Bahâeddîn Veled Hazretleri, 1213 senesinde Belh'ten ayrılıp Nişâbûr'a geldiklerinde onları Ferîdüddîn-i Attâr Hazretleri izzet ve ikrâmlarla karşılar. Genç bir delikanlı olan Muhammed Celâleddin o gece bir rüya görür. Rüyâsında nur yüzlü bir ihtiyâr, kendisine altı dallı bir gül verir. Sultanül-ulemâ rüyayı şöyle tâbir etmişti: "Altı tâne dalı olan gül, senin altı cildlik bir kitap yazacağına işarettir." Orada bulunan Ferîdüddin-i Attâr da; "Altı dallı güle kavuşuncaya kadar bu kitap ile meşgul olursunuz" diyerek Mantıkut-Tayr isimli kitabı Muhammed Celâleddin'e hediye eder. Bu eser yine Hz. Mevlâna’nın “Ben söz söylemede Şeyh Attâr’ın kulu kölesiyim! Ey dost, her ne söyledimse onu Attâr’dan duymuşum!” dediğini öğreniyoruz. 

Feridüddin Muhammed Nişaburî Selçukluların son zamanlarında Nişabur’da (tahmini 1174) dünyaya geldi. 1248’de de bir Moğol askeri tarafından şehit edildi. “Attar” lakabını eczacılık ile meşgul olduğu için almıştır. Küçük yaşlardan itibaren tasavvufa meyletmiş. Irak, Şam, Mısır, Mekke, Medine, Hindistan ve Türkistan’a seyahatler yapmış. Tasavvuf ehlinin hallerini tanımaya çalışırken kendi de buraya dahil olmuş. 

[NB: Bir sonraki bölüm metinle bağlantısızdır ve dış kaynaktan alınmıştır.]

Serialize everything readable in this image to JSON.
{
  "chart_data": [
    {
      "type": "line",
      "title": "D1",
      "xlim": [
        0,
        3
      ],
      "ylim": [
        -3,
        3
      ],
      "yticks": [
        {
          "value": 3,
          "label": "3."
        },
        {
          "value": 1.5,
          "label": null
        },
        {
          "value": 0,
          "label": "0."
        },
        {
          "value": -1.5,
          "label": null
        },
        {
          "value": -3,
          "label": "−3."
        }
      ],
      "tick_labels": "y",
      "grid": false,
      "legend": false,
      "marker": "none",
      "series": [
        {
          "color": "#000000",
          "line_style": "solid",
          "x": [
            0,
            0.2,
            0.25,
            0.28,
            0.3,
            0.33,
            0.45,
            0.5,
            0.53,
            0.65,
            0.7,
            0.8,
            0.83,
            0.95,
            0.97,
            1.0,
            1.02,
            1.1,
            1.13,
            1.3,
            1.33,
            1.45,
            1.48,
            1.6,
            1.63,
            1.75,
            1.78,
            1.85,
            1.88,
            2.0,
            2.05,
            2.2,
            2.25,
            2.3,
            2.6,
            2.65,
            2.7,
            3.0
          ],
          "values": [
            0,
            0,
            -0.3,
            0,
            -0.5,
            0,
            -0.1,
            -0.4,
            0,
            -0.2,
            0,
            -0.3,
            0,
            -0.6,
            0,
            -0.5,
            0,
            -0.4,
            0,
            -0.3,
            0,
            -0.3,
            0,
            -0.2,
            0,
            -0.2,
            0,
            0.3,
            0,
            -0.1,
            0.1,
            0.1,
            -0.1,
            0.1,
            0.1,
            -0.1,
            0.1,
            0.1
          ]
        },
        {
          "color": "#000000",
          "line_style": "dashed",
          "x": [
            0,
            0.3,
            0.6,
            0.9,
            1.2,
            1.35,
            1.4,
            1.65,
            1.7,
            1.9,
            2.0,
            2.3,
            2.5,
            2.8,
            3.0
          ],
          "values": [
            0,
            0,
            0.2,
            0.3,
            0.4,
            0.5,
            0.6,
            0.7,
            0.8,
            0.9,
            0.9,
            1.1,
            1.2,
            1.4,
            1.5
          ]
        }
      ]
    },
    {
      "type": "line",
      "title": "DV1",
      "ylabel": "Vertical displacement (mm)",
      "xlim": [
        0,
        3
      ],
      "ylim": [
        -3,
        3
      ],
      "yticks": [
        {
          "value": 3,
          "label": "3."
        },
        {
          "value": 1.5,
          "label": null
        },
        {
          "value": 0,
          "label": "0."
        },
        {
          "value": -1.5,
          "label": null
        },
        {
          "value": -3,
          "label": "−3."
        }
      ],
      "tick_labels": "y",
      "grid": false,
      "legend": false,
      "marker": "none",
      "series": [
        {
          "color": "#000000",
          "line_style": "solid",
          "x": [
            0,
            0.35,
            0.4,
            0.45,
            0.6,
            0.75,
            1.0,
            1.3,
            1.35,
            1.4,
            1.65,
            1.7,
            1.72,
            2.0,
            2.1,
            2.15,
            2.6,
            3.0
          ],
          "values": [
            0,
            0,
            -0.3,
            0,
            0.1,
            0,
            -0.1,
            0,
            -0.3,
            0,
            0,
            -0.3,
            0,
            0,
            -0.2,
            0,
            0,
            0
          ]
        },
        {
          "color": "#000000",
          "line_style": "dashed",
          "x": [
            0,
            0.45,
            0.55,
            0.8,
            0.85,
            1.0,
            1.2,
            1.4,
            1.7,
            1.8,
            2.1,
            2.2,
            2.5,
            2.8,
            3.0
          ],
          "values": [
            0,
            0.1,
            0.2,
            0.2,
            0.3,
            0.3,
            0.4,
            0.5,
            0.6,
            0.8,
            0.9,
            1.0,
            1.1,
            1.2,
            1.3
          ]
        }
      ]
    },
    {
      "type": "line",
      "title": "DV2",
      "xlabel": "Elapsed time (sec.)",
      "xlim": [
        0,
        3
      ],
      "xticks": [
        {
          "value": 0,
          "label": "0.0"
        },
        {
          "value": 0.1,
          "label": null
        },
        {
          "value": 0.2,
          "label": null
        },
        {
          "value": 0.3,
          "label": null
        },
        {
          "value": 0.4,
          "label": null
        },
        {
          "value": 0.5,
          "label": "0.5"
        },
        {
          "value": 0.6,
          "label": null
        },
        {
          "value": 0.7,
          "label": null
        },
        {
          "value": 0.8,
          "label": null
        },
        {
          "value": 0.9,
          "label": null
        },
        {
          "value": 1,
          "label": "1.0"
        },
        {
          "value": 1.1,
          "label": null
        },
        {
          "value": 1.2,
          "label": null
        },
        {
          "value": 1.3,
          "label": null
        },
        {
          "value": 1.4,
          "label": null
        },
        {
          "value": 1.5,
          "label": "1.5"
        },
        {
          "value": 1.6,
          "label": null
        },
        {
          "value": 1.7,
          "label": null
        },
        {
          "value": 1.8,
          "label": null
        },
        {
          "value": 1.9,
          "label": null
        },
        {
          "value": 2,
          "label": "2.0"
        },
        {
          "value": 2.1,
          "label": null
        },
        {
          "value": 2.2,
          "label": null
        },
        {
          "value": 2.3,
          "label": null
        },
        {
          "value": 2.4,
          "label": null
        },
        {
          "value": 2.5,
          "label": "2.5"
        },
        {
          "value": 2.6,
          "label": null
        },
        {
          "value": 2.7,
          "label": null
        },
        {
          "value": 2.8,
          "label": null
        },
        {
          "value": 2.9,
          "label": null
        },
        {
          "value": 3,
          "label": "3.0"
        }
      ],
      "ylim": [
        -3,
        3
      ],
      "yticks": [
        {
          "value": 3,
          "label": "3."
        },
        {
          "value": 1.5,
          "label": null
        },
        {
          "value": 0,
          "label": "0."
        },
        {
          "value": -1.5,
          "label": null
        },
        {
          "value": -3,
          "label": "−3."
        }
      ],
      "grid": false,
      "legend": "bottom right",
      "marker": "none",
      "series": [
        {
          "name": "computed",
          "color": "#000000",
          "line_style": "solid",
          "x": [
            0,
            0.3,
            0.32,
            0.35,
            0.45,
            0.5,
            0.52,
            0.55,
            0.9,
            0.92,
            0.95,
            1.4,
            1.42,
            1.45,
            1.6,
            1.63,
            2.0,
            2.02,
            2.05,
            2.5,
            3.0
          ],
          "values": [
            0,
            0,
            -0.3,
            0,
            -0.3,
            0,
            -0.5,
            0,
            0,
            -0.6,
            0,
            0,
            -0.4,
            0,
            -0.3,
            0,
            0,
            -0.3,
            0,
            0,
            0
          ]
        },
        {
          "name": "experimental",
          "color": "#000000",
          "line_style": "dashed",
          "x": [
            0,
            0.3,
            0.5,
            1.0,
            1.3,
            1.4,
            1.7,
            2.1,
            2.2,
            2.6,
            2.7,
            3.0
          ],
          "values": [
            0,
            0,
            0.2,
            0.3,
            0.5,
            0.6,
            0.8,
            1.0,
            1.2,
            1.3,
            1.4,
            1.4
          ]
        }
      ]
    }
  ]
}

Merhum Rasim Özdenören’in okunmaya değer “Feridüddin Attar’ın Piyasa Değeri” başlıklı yazısından bir bölüm nakledelim:

“Hazret, Cengiz Han’ın ordusuna mensup bir Moğol tarafından esir edildiği sırada 104 yaşındaydı. Moğol, kendisini öldürmeye hazırlanırken diğer bir Moğol askeri, bu ihtiyarın Müslümanlar arasında meşhur bir zat olduğunu, fidye olarak Müslümanlardan çok akçe alabileceğini hatırlattı. Moğol, öldürmekten vazgeçip, fidyesini bulmak için Hazreti Şeyh’i gezdirmeye başladı. O sırada hamiyetli bir zat ortaya çıkıp bin altın teklif edince Şeyh, Moğol’a şöyle dedi: “Bu, benim kıymetim değildir. Tam değerini bulmadıkça satma.” Moğol daha fazla veren birini bulurum ümidiyle Şeyh’i gezdirmeye devam etti. O esnada sırtındaki saman torbasıyla oradan geçen bir fakir, “Şu ihtiyarı bana bağışla, sana şu samanı vereyim” deyince Hazreti Şeyh Moğol’a, “İşte, benim değerim budur, sat” demiş. Fena halde öfkelenen Moğol, Feridüddin-i Attar hazretlerini şehid etmiş.”

Attâr Mantıku’t Tayr adlı eserinde okuruna şöyle sesleniyor:

“Ey Allah yolunun yolcusu! Benim bu kitabımı ne bir şiir kitabı olarak gör, ne de bir bilgiçlik eseri olarak değerlendir! Çileyle kaleme alınmış bu beyitlere dikkatle bak, bak da benim yüz çilemden birini olsun sen de hisset!

Bu kitabımı dertle ve ıstırapla baştan sona okuyan kişi, elinde mutluluk belgesiyle o Yüce Eşiğe erişir...

Bu kitabı anlayarak okuyan, işinin eri olur.

Bizim dediğimizi kavrayan, en büyük kârı elde eder. (Söylediklerimin mânâsına değil de) şekle bağlanıp kalanlar, burada anlattıklarımın içinde boğulur giderler. Dediklerimin manevi anlamını sezenlerse, benim sırlarımın sırdaşı olurlar. Bu kitap, bütün zamanların süsüdür; bu kitaptan seçkinler/ de nasiplenir, sıradan insanlar da”.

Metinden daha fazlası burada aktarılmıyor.